Stepney Churches  

St Dunstan's Monuments

Robert Clarke, who died 1610 and Frances, his daughter have a memorial at St Dunstans.

Elizabeth Startute who died in 1620 has a monument in St Dunstan's church. Elizabeth was the mother in law of Michael Merriall, a 1620 vestryman, who had her memorial erected. The inscription reads:

'In memory of Elizabeth, widow of Richard Startute, citizen and fishmonger of London, who had issue by him of 3 sons and four daughters. After 16 years spent with him remaining 34 years his widow: In Life and Death a constant example of true vertue and sweetly slept in the Lord, Dec. 5, 1620. Aetat. suae 74.'

Below this are the figures of Michael and his wife and the inscription: 'Captain Michael Merriall & Clare, his wife, eldest daughter of the abovenamed Elizabeth Startute, erected this monument as a testimony of hir virtu & their love. This life is a wareart. Lord Jesus, come quickly. Rev. 20.

The Merriall Monument

In 1756 the Detheck, Startute and Merriall monuments and some others required work to be done of them either to make repairs to part that had fallen or to prevent further damage.

A gravestone once stood in St Dunstan's churchyard dated 1683 with the epitaph: 'Whoever treadeth in this stone I pray you tread most neatly; For underneath the same doth lie Your honest friend Will Wheatley.'

In The Spectator Richard Steele some years later was to remark 'I have made a discovery of a churchyard in which I believe you might spend and afternoon with great pleasure to yourself and to the public. It belongs to the church of Stebon Heath commonly called Stepney. Whether or no it be that the people of that parish have a particular genius for an epitaph, or that there be some poet among them who undertakes that work by the great, I cannot tell; but there are more remarkable inscriptions in that place than in any other I have met with.' Many of the gravestones, alas, are now no longer in place.

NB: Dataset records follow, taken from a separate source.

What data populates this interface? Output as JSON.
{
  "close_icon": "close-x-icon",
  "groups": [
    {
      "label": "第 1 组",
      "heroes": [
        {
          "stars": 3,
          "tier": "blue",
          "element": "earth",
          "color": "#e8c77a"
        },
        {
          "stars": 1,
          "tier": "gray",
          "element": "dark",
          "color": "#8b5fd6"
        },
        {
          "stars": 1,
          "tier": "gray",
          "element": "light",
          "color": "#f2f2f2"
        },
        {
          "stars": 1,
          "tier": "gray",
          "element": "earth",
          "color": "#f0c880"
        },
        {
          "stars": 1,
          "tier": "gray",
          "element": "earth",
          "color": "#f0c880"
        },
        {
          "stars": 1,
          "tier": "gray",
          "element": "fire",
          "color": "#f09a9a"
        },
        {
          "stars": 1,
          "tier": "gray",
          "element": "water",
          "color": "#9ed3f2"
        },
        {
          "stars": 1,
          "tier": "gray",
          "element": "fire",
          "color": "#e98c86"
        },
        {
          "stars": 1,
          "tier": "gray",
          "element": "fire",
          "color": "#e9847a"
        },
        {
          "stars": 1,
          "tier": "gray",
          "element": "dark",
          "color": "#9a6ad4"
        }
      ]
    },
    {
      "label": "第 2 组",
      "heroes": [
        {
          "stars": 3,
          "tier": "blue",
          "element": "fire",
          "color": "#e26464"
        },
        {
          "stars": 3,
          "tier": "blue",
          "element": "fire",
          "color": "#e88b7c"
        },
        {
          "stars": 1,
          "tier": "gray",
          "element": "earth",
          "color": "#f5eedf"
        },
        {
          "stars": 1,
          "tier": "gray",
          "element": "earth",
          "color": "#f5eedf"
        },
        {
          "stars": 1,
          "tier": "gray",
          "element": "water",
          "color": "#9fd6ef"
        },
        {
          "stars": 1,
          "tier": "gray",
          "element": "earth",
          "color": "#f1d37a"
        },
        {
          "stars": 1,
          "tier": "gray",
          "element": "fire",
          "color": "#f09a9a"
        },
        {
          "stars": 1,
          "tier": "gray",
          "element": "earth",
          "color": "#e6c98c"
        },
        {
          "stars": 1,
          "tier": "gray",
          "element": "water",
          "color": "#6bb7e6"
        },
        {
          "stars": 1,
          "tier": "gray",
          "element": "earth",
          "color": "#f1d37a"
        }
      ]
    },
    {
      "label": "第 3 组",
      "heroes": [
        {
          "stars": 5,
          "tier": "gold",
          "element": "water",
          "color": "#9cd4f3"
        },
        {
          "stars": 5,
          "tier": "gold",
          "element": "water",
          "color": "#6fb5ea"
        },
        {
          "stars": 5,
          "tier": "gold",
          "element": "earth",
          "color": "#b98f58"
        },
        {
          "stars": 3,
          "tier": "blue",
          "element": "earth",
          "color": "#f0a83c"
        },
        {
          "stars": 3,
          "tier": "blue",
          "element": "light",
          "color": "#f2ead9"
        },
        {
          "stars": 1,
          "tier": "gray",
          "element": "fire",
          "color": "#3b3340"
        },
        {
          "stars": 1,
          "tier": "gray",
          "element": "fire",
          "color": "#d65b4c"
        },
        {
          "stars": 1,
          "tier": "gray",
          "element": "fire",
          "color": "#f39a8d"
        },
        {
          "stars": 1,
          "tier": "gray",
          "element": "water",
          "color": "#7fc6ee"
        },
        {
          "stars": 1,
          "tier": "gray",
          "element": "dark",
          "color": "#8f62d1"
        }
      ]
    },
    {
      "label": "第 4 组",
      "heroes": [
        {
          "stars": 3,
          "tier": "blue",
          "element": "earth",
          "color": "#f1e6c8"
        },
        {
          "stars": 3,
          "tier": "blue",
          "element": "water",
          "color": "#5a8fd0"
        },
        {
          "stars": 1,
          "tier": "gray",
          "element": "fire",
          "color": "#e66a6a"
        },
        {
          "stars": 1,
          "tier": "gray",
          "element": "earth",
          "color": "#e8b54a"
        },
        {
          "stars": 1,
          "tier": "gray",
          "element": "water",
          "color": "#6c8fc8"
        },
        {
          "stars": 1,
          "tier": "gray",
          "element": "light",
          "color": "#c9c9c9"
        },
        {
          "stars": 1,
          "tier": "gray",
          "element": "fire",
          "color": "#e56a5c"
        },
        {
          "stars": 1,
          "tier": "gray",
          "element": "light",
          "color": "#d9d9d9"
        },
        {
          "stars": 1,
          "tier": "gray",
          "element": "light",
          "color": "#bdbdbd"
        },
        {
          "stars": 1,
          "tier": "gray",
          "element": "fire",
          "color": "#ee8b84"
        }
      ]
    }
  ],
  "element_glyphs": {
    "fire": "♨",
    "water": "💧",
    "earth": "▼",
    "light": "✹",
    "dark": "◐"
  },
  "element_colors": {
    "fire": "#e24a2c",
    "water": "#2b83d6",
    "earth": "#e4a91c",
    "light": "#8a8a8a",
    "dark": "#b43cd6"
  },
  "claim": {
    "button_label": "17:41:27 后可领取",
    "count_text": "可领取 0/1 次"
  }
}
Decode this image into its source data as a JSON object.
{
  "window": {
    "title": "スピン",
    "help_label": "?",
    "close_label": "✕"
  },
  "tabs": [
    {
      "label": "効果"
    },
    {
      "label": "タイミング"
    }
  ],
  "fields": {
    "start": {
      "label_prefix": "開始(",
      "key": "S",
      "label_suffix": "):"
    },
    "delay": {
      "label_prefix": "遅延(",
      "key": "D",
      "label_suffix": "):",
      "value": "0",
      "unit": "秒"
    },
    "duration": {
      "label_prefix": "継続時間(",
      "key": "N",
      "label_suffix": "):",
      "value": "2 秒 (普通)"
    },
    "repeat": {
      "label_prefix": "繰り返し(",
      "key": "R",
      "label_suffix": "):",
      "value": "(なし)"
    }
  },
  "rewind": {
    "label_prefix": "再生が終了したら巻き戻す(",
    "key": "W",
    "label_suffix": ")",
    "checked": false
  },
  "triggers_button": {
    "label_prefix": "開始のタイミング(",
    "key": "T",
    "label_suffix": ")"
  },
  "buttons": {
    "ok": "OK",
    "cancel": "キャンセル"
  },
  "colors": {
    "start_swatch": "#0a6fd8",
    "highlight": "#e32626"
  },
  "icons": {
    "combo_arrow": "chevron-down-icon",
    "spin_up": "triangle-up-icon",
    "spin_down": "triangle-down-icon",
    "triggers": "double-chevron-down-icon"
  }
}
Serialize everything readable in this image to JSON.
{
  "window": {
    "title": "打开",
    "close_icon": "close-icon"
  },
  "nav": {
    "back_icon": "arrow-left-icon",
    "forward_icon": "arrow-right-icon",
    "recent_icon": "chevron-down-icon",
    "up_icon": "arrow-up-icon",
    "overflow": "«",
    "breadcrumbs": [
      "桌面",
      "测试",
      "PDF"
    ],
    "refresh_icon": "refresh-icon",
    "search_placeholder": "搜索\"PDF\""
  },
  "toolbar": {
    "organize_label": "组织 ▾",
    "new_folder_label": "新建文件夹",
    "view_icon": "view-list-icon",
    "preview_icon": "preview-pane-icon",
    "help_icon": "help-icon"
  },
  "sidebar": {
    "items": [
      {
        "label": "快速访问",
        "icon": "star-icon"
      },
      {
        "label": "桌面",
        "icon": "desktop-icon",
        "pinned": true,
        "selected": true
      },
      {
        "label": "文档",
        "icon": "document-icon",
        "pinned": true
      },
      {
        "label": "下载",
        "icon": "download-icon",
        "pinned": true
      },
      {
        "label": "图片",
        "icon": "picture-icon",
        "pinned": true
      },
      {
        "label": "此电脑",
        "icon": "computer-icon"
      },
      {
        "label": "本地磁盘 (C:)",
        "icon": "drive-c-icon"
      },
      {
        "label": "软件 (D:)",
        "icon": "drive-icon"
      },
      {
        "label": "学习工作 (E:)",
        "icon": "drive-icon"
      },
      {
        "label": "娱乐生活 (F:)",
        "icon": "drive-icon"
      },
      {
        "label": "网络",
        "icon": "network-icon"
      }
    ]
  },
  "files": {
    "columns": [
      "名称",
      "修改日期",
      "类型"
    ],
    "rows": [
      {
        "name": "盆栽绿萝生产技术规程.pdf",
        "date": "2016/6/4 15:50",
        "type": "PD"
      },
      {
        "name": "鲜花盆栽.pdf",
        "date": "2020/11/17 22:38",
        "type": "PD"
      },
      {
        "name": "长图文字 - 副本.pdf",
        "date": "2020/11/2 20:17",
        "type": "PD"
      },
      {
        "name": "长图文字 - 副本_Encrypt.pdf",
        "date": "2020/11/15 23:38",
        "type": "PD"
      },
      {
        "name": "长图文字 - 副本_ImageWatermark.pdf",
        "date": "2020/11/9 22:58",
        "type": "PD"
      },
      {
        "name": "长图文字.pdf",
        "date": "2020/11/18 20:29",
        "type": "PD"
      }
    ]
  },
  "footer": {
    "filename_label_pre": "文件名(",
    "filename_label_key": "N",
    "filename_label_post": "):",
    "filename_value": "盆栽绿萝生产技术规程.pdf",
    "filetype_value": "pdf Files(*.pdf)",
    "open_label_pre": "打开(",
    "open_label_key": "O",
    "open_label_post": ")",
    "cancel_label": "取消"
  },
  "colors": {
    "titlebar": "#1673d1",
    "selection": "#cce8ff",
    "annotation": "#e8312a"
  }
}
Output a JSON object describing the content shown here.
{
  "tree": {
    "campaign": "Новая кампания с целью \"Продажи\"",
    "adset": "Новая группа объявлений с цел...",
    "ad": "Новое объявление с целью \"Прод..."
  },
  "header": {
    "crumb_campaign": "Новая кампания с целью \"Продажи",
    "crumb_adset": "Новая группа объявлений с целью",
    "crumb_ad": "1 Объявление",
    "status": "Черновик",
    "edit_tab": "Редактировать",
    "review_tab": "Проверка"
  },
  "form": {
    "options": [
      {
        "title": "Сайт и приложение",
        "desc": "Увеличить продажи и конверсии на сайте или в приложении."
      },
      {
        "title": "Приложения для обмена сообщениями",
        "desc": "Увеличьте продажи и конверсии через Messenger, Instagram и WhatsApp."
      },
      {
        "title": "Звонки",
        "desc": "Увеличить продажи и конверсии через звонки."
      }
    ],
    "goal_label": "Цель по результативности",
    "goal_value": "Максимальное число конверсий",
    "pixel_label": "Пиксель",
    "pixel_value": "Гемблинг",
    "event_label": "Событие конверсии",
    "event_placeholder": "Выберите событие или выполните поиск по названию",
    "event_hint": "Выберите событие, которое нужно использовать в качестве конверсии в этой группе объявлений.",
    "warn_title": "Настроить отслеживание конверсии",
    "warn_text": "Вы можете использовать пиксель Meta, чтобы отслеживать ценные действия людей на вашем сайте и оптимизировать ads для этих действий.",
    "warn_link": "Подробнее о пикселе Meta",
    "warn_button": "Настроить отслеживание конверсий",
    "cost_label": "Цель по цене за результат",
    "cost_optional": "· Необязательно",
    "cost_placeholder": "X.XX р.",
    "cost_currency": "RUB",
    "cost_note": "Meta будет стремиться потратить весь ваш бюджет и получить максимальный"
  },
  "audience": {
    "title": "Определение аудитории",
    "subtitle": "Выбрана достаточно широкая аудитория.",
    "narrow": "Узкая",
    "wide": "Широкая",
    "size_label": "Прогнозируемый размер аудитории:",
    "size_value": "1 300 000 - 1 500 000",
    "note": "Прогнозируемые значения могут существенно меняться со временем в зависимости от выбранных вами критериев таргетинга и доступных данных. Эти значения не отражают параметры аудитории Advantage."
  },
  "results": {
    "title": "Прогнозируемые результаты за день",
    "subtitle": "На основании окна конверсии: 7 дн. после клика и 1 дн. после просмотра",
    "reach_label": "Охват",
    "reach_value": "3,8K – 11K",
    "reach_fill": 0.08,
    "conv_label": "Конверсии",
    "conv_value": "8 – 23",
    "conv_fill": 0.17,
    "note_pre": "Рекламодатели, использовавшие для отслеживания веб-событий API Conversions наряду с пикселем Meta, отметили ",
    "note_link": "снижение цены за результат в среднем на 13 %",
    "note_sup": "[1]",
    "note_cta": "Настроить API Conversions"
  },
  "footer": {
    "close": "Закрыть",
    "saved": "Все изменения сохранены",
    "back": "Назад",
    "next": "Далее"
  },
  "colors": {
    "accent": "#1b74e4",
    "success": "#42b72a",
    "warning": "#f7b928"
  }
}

Captain Nathaniel Owen's young wife died on 6 August 1685 aged 36 and she appears with her husband and his second wife on a memorial stone inside St Dunstan's church.

Amongst those buried here are Admiral Sir John Leake (1656-1720 - the reliever of Londonderry), Lady Jane Detheck,(1606) wife of Alexander Neville, John Berry (1689-90), and Benjamin Kenton (1800).